Tal vez repugne el asesinato a sangre fría a las personas de limpio juicio, pero el odio respondiendo al odio es capaz de cualquier exceso.  William Hague, ministro de Exteriores británico declara que el Reino Unido desaprueba las muertes extrajudiciales. Quizá podamos coincidir con lo declarado por él: “Nos habría gustado verle ante la Justicia, ante un Tribunal internacional o libio”. Sí, tal vez hubiera sido mejor que la justicia internacional le hubiera condenado por crímenes de lesa humanidad y con ello sentar un importante precedente; pero como asegura Hague: “Sin embargo, no vamos a llorar su muerte. Miles de personas han perdido la vida en este conflicto y la muerte de Gadafi es una ocasión para que los libios pasen la página”.
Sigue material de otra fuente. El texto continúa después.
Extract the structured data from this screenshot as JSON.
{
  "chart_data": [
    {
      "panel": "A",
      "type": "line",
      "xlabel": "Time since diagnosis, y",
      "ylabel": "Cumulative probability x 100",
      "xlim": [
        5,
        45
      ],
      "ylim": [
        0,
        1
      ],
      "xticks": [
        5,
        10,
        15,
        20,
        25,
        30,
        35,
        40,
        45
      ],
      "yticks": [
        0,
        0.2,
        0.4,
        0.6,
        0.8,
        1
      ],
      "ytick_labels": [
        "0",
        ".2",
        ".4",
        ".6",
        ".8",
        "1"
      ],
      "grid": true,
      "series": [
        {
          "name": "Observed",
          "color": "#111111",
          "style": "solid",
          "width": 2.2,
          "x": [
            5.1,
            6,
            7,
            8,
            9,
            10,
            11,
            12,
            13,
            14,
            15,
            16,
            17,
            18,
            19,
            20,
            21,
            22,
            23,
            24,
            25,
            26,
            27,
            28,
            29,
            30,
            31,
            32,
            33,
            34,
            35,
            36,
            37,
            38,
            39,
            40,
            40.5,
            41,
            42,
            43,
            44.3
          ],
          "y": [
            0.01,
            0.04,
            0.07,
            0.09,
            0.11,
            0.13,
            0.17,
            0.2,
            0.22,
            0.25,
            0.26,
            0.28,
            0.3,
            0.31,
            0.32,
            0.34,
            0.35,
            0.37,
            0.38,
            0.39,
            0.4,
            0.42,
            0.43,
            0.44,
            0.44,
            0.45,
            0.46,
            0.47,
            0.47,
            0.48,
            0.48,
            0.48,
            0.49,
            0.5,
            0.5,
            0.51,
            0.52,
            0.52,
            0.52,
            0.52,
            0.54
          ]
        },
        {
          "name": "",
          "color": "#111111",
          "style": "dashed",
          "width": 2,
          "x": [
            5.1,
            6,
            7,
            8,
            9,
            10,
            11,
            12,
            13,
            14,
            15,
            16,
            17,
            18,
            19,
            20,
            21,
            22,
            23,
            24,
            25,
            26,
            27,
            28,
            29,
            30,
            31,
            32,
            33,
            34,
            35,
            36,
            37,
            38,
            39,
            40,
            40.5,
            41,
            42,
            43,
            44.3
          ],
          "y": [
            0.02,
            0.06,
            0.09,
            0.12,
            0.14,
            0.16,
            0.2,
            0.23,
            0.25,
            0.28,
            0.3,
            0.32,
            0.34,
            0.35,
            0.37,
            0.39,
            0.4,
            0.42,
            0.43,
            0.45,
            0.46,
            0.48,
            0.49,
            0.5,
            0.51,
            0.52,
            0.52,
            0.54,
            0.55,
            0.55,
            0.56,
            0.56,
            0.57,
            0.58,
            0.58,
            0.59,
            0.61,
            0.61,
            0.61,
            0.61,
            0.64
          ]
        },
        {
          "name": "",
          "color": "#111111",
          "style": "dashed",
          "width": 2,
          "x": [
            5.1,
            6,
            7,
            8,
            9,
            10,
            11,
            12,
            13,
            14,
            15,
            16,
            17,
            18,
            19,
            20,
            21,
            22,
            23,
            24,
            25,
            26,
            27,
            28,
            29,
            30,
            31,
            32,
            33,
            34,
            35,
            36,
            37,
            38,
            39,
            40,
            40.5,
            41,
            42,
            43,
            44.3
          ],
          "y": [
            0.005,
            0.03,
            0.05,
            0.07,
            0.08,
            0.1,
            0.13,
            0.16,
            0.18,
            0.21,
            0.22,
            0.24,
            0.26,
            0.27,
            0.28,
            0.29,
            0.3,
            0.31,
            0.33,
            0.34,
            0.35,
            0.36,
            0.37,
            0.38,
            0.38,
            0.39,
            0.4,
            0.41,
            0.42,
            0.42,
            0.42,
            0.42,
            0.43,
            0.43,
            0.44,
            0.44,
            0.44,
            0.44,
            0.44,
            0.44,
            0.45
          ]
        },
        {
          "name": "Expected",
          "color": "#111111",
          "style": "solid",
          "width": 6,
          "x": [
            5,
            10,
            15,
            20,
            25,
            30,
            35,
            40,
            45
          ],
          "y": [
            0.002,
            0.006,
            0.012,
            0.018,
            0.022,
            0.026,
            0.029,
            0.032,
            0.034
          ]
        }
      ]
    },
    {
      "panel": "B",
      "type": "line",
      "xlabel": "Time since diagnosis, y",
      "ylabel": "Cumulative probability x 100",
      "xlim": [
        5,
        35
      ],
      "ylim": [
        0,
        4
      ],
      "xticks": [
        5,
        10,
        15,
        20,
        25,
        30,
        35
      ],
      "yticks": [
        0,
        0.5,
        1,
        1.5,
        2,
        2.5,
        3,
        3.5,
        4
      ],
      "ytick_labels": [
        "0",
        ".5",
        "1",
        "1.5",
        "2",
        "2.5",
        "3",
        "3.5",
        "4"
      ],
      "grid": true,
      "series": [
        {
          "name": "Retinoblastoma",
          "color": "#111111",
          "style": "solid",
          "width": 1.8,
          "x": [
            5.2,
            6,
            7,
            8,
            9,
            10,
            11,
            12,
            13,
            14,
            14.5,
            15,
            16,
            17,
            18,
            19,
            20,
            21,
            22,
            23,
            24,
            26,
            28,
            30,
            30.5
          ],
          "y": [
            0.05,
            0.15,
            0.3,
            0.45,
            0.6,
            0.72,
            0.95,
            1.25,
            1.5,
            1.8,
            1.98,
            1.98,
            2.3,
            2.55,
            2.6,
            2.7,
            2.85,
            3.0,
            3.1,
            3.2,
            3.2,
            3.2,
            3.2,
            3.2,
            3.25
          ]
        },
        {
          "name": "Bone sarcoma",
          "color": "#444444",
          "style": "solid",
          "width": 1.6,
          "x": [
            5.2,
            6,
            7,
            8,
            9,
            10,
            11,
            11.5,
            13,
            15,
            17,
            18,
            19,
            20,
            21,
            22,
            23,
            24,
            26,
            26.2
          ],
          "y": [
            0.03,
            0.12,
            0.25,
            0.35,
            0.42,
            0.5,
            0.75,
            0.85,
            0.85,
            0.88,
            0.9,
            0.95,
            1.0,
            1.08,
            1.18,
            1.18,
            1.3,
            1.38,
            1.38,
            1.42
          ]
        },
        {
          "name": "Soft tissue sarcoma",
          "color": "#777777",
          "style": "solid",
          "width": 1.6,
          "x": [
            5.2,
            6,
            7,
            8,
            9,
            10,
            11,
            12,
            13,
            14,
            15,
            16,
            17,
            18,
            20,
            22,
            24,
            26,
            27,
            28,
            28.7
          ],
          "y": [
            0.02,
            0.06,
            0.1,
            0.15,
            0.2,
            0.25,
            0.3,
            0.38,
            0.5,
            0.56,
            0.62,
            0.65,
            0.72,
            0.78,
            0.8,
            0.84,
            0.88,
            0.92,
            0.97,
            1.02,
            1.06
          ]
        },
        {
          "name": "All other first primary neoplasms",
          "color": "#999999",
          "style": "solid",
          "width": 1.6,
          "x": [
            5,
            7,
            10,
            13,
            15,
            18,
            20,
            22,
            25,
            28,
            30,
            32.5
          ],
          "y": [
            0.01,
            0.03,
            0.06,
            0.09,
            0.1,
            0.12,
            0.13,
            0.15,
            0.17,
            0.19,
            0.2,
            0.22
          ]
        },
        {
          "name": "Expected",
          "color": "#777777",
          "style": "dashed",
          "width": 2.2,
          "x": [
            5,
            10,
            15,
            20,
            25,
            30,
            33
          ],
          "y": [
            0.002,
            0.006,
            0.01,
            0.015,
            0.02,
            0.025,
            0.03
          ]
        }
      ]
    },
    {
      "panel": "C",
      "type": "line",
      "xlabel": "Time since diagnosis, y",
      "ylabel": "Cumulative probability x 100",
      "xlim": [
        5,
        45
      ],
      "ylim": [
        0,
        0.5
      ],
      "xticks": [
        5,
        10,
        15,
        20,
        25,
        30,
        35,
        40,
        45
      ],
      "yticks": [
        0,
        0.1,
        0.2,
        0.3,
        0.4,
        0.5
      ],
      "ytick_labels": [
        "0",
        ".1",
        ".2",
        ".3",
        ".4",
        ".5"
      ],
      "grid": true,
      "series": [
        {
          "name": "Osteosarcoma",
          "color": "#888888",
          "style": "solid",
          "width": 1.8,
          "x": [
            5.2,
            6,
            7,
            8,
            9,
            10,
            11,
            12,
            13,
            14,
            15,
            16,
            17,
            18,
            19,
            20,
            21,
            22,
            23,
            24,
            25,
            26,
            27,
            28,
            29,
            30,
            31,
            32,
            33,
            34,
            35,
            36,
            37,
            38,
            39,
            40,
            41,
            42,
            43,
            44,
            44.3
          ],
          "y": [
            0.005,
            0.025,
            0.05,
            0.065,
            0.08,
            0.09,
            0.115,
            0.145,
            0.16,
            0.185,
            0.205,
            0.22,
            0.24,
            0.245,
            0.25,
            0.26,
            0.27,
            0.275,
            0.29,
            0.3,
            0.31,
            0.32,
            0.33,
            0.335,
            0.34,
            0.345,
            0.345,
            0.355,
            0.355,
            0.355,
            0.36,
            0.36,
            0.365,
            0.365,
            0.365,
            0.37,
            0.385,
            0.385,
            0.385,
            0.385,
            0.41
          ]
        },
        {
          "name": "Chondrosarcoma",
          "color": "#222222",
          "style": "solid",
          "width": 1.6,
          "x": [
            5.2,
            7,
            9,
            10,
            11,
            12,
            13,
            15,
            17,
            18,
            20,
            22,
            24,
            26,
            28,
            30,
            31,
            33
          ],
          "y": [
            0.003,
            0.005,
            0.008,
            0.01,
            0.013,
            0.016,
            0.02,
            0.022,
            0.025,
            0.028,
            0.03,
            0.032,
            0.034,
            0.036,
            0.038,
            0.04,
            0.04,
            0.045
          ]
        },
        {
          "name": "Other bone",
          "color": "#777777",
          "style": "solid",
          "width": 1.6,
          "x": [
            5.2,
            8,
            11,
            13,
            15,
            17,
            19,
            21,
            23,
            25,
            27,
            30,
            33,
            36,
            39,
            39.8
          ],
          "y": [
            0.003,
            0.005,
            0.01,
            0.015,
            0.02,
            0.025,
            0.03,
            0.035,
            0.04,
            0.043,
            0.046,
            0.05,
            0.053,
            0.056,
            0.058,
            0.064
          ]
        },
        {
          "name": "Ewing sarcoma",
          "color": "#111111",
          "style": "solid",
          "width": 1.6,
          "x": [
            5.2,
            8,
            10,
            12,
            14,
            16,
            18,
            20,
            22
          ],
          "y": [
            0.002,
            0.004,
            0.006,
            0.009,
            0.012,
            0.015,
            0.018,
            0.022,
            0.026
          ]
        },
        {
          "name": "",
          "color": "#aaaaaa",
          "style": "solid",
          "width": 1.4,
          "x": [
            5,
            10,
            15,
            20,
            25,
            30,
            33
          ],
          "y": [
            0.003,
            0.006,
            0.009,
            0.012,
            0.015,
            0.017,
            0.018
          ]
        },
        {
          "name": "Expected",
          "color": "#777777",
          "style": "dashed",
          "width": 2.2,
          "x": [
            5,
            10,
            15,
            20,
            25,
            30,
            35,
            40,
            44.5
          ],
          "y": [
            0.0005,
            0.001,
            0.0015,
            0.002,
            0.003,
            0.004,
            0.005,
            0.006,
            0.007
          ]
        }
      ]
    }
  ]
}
Está demostrada la advertencia hecha por Jesús a sus partidarios en el Huerto de los Olivos: “Todos los que emplean la espada con la espada morirán”; así murió Gadafi, capturado en una alcantarilla donde se había refugiado herido.
Prepotente, como todos los tiranos que se creen a sí mismos como los salvadores supremos de sus pueblos, que se sienten imprescindibles, que se imaginan eternos, pronosticó para Libia un apocalipsis si las fuerzas de Occidente intervenían en la lid, zahirió a sus opositores como ratas carentes de apoyo popular; se creyó imbatible, invencible... Cuánto debió sufrir su narcisista vanidad al verse rodeado del enemigo, al ver sus rostros furiosos, al sentirse empujado, vapuleado por aquellos a quienes pensó en derrotar tan solo con un manotazo. ¿Cuáles fueron sus últimos pensamientos al ver el cañón del arma que le apuntaba amenazadora? ¿Habría comprendido que su hora final había llegado? ¿Sintió el pavor recorriendo su espinazo o aceptó con resignación su destino? Eso nunca se sabrá.
Ha muerto un tirano, ¿quién le llorará? ¡Sic semper tyrannis!